In theory, making all your holiday gifts sounds great. Not only will you save money but your recipients will be charmed and love that you put so much thought and effort into your gifts and not only that, you’ll be striking a blow against materialism and consumer culture.
Except when that doesn’t happen…
No matter how good it sounds in theory, not every homemade gift will be loved and appreciated. Sometimes it’s because the recipient is an ungrateful brat. Sometimes it’s because the holidays are hectic and things get overlooked. And let’s be honest, sometimes it’s because the homemade gift giver just didn’t put enough thought into it. It’s also far from a given that it will wind up saving money and keeping you out of the store.
To give your homemade gifts the best chance of being loved and appreciated and frugal, ask yourself these questions first.
1. Can I really pull off the project I have in mind? It’s charming when small children gift you with lumpy, bumpy, non-traditionally tasteful creations. When a 32 year old with a degree in accounting does it?

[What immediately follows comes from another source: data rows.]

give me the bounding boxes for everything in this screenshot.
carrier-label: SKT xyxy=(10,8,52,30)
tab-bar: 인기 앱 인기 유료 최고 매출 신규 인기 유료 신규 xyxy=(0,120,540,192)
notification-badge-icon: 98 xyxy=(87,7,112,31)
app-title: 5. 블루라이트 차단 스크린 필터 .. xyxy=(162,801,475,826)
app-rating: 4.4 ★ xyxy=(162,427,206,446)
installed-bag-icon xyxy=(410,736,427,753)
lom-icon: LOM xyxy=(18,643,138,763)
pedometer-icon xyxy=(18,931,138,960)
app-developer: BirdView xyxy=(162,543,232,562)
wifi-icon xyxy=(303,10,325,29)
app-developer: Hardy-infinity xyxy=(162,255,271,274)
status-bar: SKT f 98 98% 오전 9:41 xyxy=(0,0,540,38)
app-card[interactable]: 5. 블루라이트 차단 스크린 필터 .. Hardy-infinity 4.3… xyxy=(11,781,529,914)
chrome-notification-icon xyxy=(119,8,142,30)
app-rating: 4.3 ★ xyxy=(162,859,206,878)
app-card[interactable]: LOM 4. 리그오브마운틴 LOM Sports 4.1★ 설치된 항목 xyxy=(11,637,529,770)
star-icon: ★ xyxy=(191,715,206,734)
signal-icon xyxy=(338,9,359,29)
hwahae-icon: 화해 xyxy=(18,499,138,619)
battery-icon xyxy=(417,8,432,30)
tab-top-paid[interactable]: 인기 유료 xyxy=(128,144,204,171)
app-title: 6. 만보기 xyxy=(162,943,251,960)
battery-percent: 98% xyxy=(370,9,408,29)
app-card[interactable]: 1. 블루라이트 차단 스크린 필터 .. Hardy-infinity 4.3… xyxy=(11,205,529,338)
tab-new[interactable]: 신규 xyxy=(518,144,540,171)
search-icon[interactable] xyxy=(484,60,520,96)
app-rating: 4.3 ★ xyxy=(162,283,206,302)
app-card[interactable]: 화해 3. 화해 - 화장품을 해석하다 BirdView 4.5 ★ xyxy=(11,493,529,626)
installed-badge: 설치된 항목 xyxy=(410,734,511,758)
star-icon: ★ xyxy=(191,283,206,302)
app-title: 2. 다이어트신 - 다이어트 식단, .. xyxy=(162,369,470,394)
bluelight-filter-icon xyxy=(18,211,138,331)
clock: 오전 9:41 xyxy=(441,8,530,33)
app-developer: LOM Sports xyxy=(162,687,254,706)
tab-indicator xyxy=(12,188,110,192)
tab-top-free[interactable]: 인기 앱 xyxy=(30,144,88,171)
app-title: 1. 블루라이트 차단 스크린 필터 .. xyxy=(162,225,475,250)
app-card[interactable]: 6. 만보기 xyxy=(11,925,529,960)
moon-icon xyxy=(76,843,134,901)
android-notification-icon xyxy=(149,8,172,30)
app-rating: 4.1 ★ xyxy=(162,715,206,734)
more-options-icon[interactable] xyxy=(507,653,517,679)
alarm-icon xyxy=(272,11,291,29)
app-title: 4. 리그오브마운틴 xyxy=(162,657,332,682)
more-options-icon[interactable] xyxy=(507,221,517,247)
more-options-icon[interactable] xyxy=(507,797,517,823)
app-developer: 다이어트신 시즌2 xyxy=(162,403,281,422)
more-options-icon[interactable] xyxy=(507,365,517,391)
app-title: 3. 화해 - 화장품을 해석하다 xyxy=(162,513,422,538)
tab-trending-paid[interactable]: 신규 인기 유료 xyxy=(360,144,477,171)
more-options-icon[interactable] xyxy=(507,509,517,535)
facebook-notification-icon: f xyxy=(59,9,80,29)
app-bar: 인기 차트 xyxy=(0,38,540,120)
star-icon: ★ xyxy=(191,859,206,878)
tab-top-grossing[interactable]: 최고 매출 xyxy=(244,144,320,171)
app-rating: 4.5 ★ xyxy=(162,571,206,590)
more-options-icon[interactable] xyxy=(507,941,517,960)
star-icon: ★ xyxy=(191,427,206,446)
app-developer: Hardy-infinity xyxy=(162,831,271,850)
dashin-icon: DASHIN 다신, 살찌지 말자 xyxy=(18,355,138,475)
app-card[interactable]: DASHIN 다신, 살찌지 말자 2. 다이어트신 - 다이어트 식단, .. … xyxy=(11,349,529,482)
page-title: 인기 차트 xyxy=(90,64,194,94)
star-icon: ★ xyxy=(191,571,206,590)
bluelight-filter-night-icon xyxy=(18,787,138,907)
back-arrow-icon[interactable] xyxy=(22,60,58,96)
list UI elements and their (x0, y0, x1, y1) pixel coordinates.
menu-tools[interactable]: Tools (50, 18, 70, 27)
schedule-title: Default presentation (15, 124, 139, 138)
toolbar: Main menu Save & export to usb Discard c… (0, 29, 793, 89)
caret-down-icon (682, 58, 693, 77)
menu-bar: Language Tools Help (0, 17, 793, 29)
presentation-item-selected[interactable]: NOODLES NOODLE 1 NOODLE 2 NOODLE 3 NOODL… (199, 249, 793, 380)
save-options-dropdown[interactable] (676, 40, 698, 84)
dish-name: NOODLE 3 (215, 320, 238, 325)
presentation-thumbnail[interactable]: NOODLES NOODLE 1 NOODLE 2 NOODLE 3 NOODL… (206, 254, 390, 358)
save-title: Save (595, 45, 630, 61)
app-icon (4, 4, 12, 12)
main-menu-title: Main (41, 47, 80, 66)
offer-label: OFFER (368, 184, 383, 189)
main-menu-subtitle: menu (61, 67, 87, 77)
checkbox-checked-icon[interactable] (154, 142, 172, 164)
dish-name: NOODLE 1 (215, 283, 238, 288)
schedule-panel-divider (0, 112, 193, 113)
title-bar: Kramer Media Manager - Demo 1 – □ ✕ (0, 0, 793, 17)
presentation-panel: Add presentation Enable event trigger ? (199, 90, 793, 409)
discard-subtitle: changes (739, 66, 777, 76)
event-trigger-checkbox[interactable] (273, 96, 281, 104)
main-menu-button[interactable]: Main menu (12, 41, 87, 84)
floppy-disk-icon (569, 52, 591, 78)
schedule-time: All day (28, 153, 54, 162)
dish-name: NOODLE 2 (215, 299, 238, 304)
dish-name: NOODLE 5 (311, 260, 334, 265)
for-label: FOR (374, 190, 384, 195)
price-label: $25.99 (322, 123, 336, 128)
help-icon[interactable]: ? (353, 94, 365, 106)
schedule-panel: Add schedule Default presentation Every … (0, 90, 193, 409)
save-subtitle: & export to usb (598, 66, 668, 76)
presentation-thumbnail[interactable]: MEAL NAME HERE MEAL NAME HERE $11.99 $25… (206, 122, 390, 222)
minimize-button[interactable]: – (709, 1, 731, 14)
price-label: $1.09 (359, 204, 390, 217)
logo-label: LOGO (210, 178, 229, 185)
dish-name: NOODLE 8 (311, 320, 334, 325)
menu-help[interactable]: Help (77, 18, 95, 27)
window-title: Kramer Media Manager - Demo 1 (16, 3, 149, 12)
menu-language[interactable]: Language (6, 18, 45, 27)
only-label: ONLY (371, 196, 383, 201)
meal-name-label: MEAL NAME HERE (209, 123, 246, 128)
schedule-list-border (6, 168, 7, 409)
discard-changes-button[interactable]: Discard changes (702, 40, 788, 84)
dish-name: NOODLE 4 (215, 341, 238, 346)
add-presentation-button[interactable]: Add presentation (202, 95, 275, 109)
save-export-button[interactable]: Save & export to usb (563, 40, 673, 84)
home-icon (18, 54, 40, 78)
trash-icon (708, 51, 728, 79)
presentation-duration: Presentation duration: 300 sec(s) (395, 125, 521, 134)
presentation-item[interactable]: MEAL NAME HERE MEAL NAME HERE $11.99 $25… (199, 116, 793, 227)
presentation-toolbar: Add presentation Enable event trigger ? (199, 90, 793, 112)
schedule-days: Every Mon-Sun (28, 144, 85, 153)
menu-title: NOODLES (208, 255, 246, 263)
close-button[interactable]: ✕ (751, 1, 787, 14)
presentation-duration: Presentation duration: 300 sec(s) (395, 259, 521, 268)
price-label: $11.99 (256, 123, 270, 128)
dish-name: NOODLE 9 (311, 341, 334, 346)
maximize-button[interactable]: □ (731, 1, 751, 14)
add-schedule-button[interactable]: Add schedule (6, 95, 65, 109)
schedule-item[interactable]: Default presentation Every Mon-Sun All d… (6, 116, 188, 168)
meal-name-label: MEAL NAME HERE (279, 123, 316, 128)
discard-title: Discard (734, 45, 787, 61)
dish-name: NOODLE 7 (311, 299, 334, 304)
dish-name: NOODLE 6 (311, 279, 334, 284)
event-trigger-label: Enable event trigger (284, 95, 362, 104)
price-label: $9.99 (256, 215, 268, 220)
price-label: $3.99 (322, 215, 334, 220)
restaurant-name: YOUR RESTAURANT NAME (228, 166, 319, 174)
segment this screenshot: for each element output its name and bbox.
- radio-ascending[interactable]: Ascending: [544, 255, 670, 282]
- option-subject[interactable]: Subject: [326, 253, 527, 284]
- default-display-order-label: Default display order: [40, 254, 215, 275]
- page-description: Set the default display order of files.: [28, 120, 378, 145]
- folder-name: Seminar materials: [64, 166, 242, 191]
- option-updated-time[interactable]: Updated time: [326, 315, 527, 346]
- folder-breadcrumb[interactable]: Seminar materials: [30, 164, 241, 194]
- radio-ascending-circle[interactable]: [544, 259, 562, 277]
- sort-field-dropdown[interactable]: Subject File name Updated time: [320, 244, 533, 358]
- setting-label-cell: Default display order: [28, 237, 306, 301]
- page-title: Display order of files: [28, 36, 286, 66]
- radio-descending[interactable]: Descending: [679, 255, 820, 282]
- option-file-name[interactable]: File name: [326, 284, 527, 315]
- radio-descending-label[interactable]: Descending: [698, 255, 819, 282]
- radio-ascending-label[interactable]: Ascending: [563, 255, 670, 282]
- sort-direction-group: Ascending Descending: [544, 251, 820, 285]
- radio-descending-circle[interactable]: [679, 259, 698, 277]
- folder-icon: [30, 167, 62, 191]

Not so much.
You don’t have to be perfect and I would agree that part of the charm of homemade things is that they are not so polished, but at the same time, if it’s something that you expect others to wear, display or eat, it’s best to have a certain level of competence before deciding to give your creations out as gifts.
2. Do I really have the time? I don’t think that most close friends and family members would be that put off by an I.O.U. a scarf or blanket that you haven’t quite had time to finish. By the same token though, planning homemade gifts that take more time to make than you have leave you at risk of showing up empty handed or doing a last minute rush to buy presents (on top of the cost of materials for the incomplete projects!) so that you aren’t the only one without presents to put under the tree. And let’s be honest, if you haven’t had the time before Christmas, will you have it after?
Before deciding on making everyone in your family hand-knit sweaters or painting their portraits in oils or something similarly time-consuming, think long and hard about how much time you really have to devote to this project. It might be better to decide to do these gifts for birthdays or anniversaries instead so that you can spread it out through the year.
3. Does anyone really want this? Really? That probably sounds snarkier than it’s meant, but the truth is, most of us have more clutter than we know what to do with. A homemade gift that we have no use for and that doesn’t fit our décor or lifestyle just adds to that with the added burden that most people would feel extremely reluctant to toss out something a friend or relative made. It’s a waste all around, so be brutally honest with yourself instead of hopefully optimistic when deciding if your homemade gift idea will work.
4. How much will this really cost? Craft supplies can cost quite a bit of money. Using recycled and re-purposed materials can cut down on that, but you can’t always rely on finding what you need when you need it. Going into sewing, crafts and hobby stores can be dangerous to the budget. It’s so easy to come out with far more than you intended to.
If you plan on making food gifts, the price of many ingredients is set to skyrocket this year. Warehouse stores and shopping sales with coupons can save you quite a bit, but it still might add up to more than you’d estimated. It’s a good idea to allow yourself a great deal of wiggle room when setting your budget for buying ingredients and supplies.
5. Will the recipient really appreciate this? There are some people in our lives that just aren’t very gracious or are materialistic. If your feelings will be hurt, you will be embarrassed or if it will cause family drama if your recipient rejects your gift, consider taking to heart the saying “cast not your pearls before swine” and getting them something safe and generic instead (or skipping them altogether if it won’t cause trouble).
What You Can Do Instead
If it turns out that making homemade gifts isn’t in the cards for you this holiday season, here are some things you can do instead to save money and keep the emphasis on friends and family instead of consumerism.
- Buy used gifts (I know of many families who have decided to do this with great success, the key is to get everyone on board).
- Do a gift exchange to keep the list manageable.
- Decide to do something special as a group instead of exchanging gifts.
- Donate to charity, either in their name or as a group project.
The important thing is to put some thought into whatever you decide to do for your friends and family before making decisions. Your heart might be in the right place with your homemade gifts, but don’t get so carried away with the idea of having a warm, cozy homemade Christmas without considering more practical aspects. Sure, it’s the thought that counts, but remember, your friends and family are not mind-readers – don’t give them gifts that will confuse and distress them!
What are your thoughts on homemade gifts? Always a do, no thank you or proceed with caution?